Entenda a disputa sobre classificação de atividades
A controvérsia começou quando a Receita Federal classificou seis estabelecimentos da Globo como “Atividades de Televisão Aberta”, aplicando alíquota de 3% para contribuição previdenciária. A empresa contestou essa decisão, argumentando que parte de suas atividades deveria ser enquadrada em outras categorias, como edição de jornais, estúdios cinematográficos e serviços jornalísticos independentes, o que resultaria em alíquotas menores, entre 1% e 2%.
Essa classificação é feita pelo sistema CNAE (Classificação Nacional das Atividades Econômicas), que serve de base para calcular as contribuições previdenciárias relacionadas ao Grau de Incidência de Incapacidade Laborativa decorrente dos Riscos Ambientais do Trabalho (GIIL-RAT).
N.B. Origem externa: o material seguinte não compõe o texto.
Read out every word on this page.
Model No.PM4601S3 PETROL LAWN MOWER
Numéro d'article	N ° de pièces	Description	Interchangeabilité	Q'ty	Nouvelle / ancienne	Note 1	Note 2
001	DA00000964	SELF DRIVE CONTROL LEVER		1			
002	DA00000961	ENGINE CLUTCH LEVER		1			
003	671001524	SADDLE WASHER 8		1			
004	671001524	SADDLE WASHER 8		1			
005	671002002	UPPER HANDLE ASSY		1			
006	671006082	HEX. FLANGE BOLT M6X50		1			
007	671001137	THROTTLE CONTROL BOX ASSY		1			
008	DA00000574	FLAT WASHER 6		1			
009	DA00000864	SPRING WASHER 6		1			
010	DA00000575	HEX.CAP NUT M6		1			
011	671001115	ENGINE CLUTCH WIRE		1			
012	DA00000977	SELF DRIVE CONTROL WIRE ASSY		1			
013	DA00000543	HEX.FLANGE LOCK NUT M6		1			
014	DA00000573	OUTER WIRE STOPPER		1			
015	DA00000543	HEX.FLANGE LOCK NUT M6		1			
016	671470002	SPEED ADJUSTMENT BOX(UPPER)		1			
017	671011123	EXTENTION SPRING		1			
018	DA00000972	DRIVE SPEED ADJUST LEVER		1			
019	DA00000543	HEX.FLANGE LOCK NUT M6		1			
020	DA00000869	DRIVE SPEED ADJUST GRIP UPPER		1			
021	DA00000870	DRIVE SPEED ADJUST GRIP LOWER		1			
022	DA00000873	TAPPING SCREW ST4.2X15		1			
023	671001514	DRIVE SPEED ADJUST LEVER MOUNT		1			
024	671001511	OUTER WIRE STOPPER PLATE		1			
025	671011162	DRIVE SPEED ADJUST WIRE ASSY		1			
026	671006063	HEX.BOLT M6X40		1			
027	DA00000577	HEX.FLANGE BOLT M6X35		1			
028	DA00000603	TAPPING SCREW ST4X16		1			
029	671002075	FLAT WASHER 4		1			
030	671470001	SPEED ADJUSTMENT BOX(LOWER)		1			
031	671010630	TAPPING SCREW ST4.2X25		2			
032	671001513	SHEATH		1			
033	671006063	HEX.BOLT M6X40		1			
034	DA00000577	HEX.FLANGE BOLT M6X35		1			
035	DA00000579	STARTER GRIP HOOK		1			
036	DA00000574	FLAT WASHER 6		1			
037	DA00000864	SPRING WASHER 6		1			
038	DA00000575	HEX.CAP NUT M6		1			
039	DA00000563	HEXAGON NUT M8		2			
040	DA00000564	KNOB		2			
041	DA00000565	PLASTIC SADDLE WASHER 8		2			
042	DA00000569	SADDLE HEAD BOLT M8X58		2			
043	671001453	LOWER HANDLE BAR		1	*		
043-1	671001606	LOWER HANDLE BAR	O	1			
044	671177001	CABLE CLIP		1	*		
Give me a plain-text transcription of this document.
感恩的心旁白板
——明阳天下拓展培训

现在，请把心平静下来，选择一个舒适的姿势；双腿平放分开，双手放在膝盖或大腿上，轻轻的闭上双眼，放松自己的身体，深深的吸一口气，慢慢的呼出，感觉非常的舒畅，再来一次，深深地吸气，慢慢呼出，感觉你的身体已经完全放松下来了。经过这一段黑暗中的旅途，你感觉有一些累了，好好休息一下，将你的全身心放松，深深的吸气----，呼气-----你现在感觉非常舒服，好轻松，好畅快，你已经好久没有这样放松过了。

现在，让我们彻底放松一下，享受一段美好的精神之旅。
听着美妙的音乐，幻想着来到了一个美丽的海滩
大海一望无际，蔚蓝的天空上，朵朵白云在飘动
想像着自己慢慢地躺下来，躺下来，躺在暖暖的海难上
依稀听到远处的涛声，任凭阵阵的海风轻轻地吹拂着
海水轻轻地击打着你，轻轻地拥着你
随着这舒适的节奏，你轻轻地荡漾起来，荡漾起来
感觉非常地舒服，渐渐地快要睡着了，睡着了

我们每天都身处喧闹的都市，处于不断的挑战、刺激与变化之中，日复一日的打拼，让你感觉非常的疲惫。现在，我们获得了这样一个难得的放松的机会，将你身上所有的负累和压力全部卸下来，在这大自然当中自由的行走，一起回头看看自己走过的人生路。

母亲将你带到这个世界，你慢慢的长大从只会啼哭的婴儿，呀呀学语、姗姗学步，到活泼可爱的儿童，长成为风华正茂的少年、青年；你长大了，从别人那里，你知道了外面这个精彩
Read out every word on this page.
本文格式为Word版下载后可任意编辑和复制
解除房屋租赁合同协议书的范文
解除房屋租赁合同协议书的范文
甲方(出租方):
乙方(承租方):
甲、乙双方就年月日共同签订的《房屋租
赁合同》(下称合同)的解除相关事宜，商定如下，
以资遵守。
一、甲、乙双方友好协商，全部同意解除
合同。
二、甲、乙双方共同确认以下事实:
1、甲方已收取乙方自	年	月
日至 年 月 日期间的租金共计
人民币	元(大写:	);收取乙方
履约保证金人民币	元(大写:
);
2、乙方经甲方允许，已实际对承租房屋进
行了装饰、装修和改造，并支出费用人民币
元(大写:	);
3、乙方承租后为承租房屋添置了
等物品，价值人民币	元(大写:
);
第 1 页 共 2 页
Quanto maior o risco da atividade, maior a alíquota paga pela empresa.
TRF2 manteve posição da Receita Federal
Na primeira instância, o pedido da Globo foi negado. O TRF2 manteve essa decisão, considerando correta a classificação feita pela Receita Federal. Para o tribunal regional, atividades como produção de telejornais, criação de conteúdo em estúdios e serviços auxiliares estariam incluídas na categoria de televisão aberta como atividade principal.
A empresa recorreu ao STJ, alegando que o TRF2 contrariou as orientações técnicas do próprio sistema de classificação e não analisou adequadamente as diferenças entre as atividades realizadas em cada estabelecimento.
STJ identifica erro na interpretação das regras técnicas
O ministro Afrânio Vilela, relator do caso no STJ, constatou que o TRF2 até mencionou as Notas Explicativas da CNAE em sua decisão, mas interpretou as regras de forma equivocada. Segundo o ministro, o tribunal “firmou conceitos à revelia do texto expresso das classificações”, deixando de analisar argumentos importantes para resolver a questão.
Um exemplo citado foi o caso dos telejornais. O TRF2 entendeu que a produção de jornais televisivos deveria ser classificada automaticamente como “Atividades de televisão aberta”, por fazer parte da programação da emissora.
Telejornais podem ter classificação diferente
Porém, o ministro Afrânio Vilela destacou que, segundo as Notas Explicativas do CNAE, os telejornais não estão necessariamente enquadrados como atividades de televisão aberta. A classificação de televisão aberta, conforme as orientações técnicas, se define pela gratuidade do sinal, e não pelo tipo de conteúdo transmitido.
“O conteúdo transmitido – a exemplo dos telejornais – não compõe a definição da atividade de televisão aberta, mas somente a forma de transmissão, se por sinal aberto ou fechado”, explicou o ministro em seu voto.
Processo volta ao TRF2 para nova análise
Com a decisão unânime da Segunda Turma do STJ, o processo retorna ao TRF2 para que seja feito um novo julgamento. Agora, o tribunal regional deverá analisar os argumentos da Globo com base nas orientações técnicas corretas do sistema de classificação de atividades econômicas.
A decisão não significa que a Globo venceu a disputa, mas sim que terá uma nova oportunidade de apresentar seus argumentos, desta vez com o TRF2 aplicando corretamente as regras técnicas do CNAE para classificação das atividades e definição das alíquotas previdenciárias devidas.